Concevoir des aliments innovants en les imprimant en 3 dimensions, c’est le défi que se lance l’Université de Liège. Après avoir posé les fondations d’un « smart » laboratoire mêlant technologies et gastronomie, l’ULg organise ce jeudi le premier colloque européen sur ce domaine de recherche émergent. On y croisera, entre autres, le Pr Mark Post, père du premier hamburger en cellules-souches, mais aussi le créateur de l’imprimante 3D alimentaire pour les missions spatiales de longue durée de la NASA.

La 3D alimentaire, comment est-ce que ça marche ? Différents ingrédients consommables sont tout d’abord réduits en poudre et placés dans des cartouches.

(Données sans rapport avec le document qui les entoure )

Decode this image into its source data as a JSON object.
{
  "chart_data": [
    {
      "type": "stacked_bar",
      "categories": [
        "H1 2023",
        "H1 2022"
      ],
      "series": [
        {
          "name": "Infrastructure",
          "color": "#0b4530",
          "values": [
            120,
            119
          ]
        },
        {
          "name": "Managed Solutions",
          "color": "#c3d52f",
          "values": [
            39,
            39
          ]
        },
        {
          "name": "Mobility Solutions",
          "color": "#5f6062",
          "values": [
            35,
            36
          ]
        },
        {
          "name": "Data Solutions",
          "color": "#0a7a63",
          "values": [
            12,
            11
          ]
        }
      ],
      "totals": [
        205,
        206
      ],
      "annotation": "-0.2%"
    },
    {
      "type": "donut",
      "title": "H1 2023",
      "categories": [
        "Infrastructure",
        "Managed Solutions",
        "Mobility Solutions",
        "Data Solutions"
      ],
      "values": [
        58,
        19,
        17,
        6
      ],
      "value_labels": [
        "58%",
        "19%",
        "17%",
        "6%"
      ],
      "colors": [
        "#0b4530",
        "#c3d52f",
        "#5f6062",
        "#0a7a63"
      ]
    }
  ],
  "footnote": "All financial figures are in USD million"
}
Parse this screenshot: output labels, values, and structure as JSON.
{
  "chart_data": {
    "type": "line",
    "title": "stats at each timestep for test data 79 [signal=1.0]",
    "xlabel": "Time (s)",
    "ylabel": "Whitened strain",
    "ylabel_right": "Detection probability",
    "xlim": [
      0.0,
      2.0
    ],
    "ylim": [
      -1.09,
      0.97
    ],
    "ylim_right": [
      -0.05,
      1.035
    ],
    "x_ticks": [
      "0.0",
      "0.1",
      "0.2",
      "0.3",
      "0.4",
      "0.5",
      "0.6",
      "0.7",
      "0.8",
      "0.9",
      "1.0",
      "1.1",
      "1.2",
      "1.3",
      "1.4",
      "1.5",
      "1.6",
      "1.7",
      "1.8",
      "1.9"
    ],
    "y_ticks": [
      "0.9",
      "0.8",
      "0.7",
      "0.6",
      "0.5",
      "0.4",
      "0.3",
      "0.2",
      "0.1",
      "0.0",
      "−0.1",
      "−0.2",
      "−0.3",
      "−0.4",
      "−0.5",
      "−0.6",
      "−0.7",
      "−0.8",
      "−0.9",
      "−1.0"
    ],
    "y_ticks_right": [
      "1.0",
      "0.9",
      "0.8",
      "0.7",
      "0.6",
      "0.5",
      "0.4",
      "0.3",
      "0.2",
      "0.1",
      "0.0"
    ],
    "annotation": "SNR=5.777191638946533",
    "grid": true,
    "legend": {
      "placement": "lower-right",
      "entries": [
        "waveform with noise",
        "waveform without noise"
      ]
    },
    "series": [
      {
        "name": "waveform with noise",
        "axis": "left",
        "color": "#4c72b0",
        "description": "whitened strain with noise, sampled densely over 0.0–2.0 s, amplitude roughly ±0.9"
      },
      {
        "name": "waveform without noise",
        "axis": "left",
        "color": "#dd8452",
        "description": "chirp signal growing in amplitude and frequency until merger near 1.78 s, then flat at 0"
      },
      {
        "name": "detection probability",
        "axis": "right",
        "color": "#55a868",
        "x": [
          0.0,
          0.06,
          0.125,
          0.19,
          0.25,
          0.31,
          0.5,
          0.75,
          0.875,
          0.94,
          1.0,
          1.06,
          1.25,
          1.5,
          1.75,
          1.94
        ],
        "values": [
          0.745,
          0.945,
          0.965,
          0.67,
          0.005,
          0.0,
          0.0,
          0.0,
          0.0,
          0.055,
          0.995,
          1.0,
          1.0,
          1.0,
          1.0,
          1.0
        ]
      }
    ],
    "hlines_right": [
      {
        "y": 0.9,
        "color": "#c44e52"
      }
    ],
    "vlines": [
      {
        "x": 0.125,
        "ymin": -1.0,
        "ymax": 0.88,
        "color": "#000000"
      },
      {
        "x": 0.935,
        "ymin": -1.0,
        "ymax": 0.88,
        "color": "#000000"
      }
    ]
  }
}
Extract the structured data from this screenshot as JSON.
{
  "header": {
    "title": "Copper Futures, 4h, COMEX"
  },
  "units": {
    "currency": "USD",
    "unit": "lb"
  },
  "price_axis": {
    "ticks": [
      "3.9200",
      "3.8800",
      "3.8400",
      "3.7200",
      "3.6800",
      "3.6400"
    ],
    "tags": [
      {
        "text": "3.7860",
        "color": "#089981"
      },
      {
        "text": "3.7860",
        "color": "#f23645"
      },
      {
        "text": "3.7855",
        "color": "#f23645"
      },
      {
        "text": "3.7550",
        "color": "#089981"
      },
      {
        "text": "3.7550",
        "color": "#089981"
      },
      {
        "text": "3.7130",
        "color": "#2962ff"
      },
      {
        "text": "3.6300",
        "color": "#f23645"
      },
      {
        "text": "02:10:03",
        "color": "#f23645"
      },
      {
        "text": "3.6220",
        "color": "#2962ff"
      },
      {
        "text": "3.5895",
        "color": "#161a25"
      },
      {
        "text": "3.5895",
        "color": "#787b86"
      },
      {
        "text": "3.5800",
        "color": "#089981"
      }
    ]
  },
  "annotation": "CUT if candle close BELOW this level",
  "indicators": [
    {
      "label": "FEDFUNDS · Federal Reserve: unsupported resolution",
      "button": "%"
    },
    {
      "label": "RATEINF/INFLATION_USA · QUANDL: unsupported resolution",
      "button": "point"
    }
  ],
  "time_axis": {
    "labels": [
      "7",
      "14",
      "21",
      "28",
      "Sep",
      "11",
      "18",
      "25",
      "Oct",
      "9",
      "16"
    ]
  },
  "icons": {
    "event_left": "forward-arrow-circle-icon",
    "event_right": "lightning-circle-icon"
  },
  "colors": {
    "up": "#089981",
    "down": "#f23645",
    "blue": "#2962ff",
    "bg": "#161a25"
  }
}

Rendus malléables par la chaleur, ils sont déposés en fines couches par un robot extrêmement habile. Cela peut paraître simple, et pourtant faire tenir l’ensemble lors du refroidissement relève du challenge. « Chaque matrice alimentaire a des propriétés physiques particulières, par exemple le pouvoir gélifiant de la pectine dans la confiture. De la recherche scientifique est nécessaire pour connaître le comportement de chacun des ingrédients, tant lors du dépôt que durant la solidification. Ce n’est pas de la science-fiction, on imprime déjà en sucre et en chocolat », explique Dr Dorothée Goffin, ingénieure en chimie (ULg). Lors de l’impression, la machine suit docilement les instructions dictées par un modèle informatique téléchargé dans sa mémoire. Pour cuisiner, faudra-t-il dès lors être un as en dessin vectoriel ? Pas du tout. Des fichiers de milliers de formes en 3D sont déjà disponibles en libre accès sur internet.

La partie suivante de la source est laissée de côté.